Cada trabalhador recebeu R$ 37,4 mil das verbas rescisórias pelos serviços prestados, mais quantia por danos morais individuais.
(Divulgação/MPT-MS)
O pagamento dos direitos trabalhistas e danos morais individuais aos cinco trabalhadores resgatados da condição de trabalho análogo ao de escravo, na operação conjunta “Pantanal Paiaguás”, foram pagos pelo proprietário da fazenda, nesta quarta-feira (22). A soma foi de R$ 427 mil reais.

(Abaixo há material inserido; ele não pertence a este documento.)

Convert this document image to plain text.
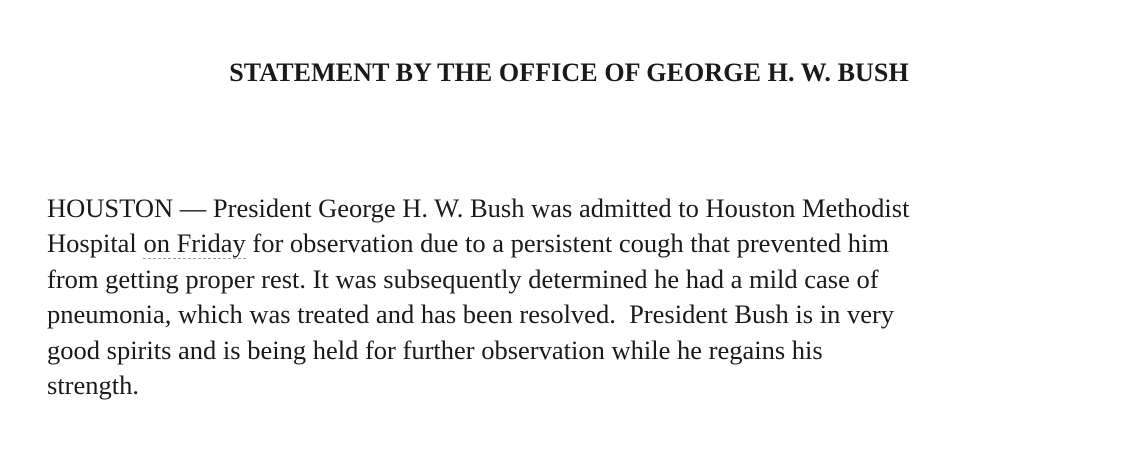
STATEMENT BY THE OFFICE OF GEORGE H. W. BUSH
HOUSTON — President George H. W. Bush was admitted to Houston Methodist
Hospital on Friday for observation due to a persistent cough that prevented him
from getting proper rest. It was subsequently determined he had a mild case of
pneumonia, which was treated and has been resolved.  President Bush is in very
good spirits and is being held for further observation while he regains his
strength.
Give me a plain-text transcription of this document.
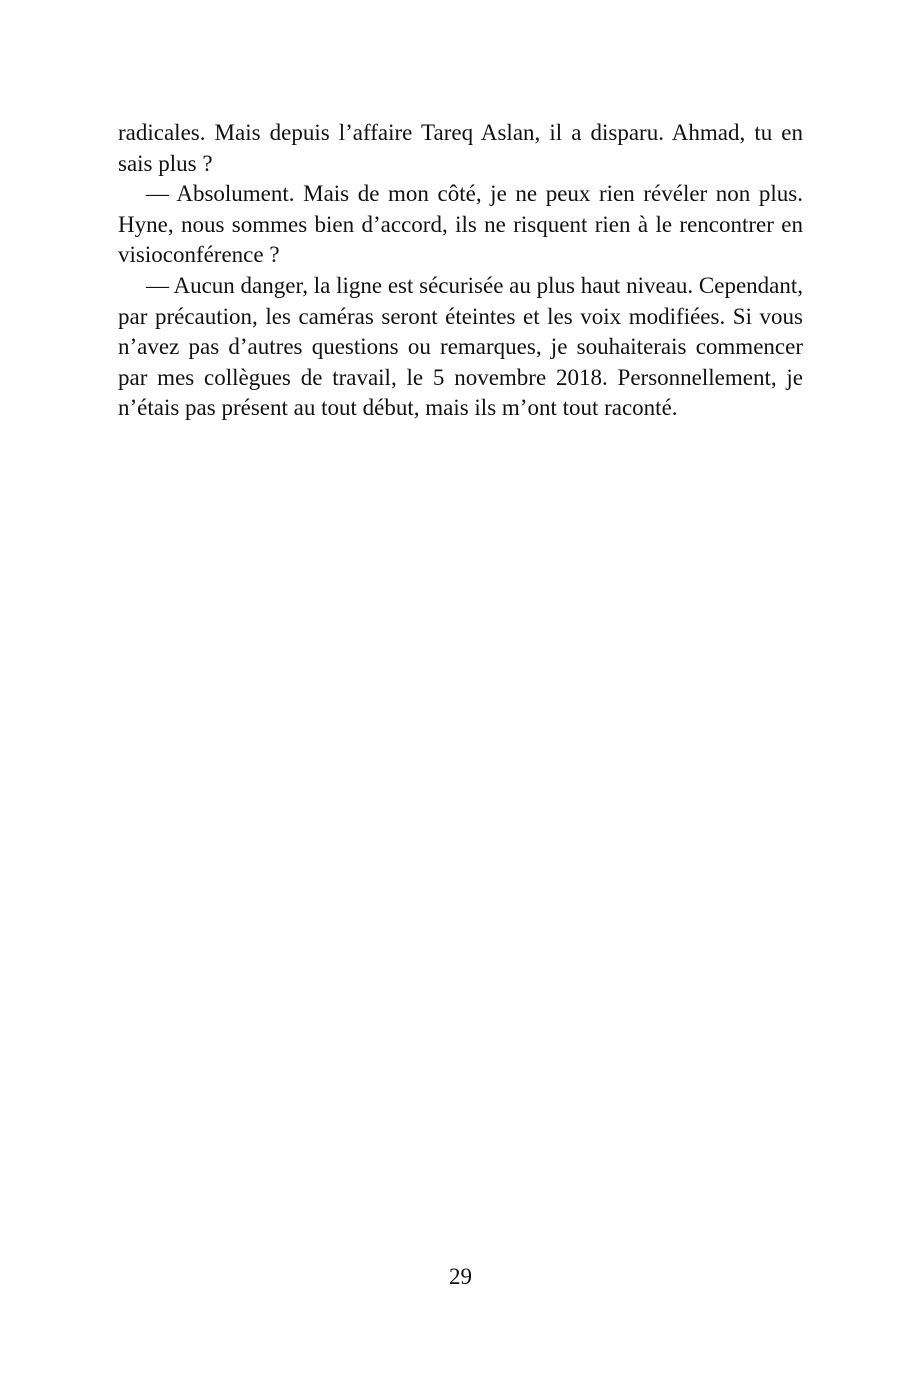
radicales. Mais depuis l’affaire Tareq Aslan, il a disparu. Ahmad, tu en sais plus ?

— Absolument. Mais de mon côté, je ne peux rien révéler non plus. Hyne, nous sommes bien d’accord, ils ne risquent rien à le rencontrer en visioconférence ?

— Aucun danger, la ligne est sécurisée au plus haut niveau. Cependant, par précaution, les caméras seront éteintes et les voix modifiées. Si vous n’avez pas d’autres questions ou remarques, je souhaiterais commencer par mes collègues de travail, le 5 novembre 2018. Personnellement, je n’étais pas présent au tout début, mais ils m’ont tout raconté.

29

As vítimas receberam do empregador as verbas rescisórias pelos serviços prestados, pouco mais de R$ 37,4 mil para cada um deles, além de uma indenização por danos morais individuais, que totalizou R$ 240 mil – o equivalente a 20 vezes o valor do salário acordado no momento da contratação – e que será dividida entre os cinco trabalhadores. O pagamento destes valores foi pactuado com o Ministério Público do Trabalho de Mato Grosso do Sul (MPT-MS) por meio de um Termo de Ajuste de Conduta (TAC), assinado pelo procurador do Trabalho Paulo Douglas de Moraes e por representantes legais da propriedade rural, durante audiência administrativa, realizada no dia 15 de março, nas dependências da Polícia Federal no município de Corumbá.
O proprietário da fazenda também deverá pagar outros R$ 240 mil, a título de dano moral coletivo, como forma de reparação à sociedade. O valor será revertido a entidades e/ ou instituições que promovam direitos sociais de interesse coletivo.
Outro Termo de Ajuste de Conduta foi subscrito na mesma ocasião, este objetivando a adequação do meio ambiente de trabalho à legislação laboral vigente, bem como resguardar trabalhadores que, futuramente, venham a exercer quaisquer serviços na propriedade onde ocorreu o flagrante, ou em outras empresas que integram ou venham a integrar seu grupo econômico. O não cumprimento de qualquer uma das obrigações do TAC implica no pagamento de multa, cujo valor é vinculado à natureza da cláusula descumprida – legislação trabalhista, segurança do trabalho ou medicina do trabalho – e ao número de trabalhadores impactados.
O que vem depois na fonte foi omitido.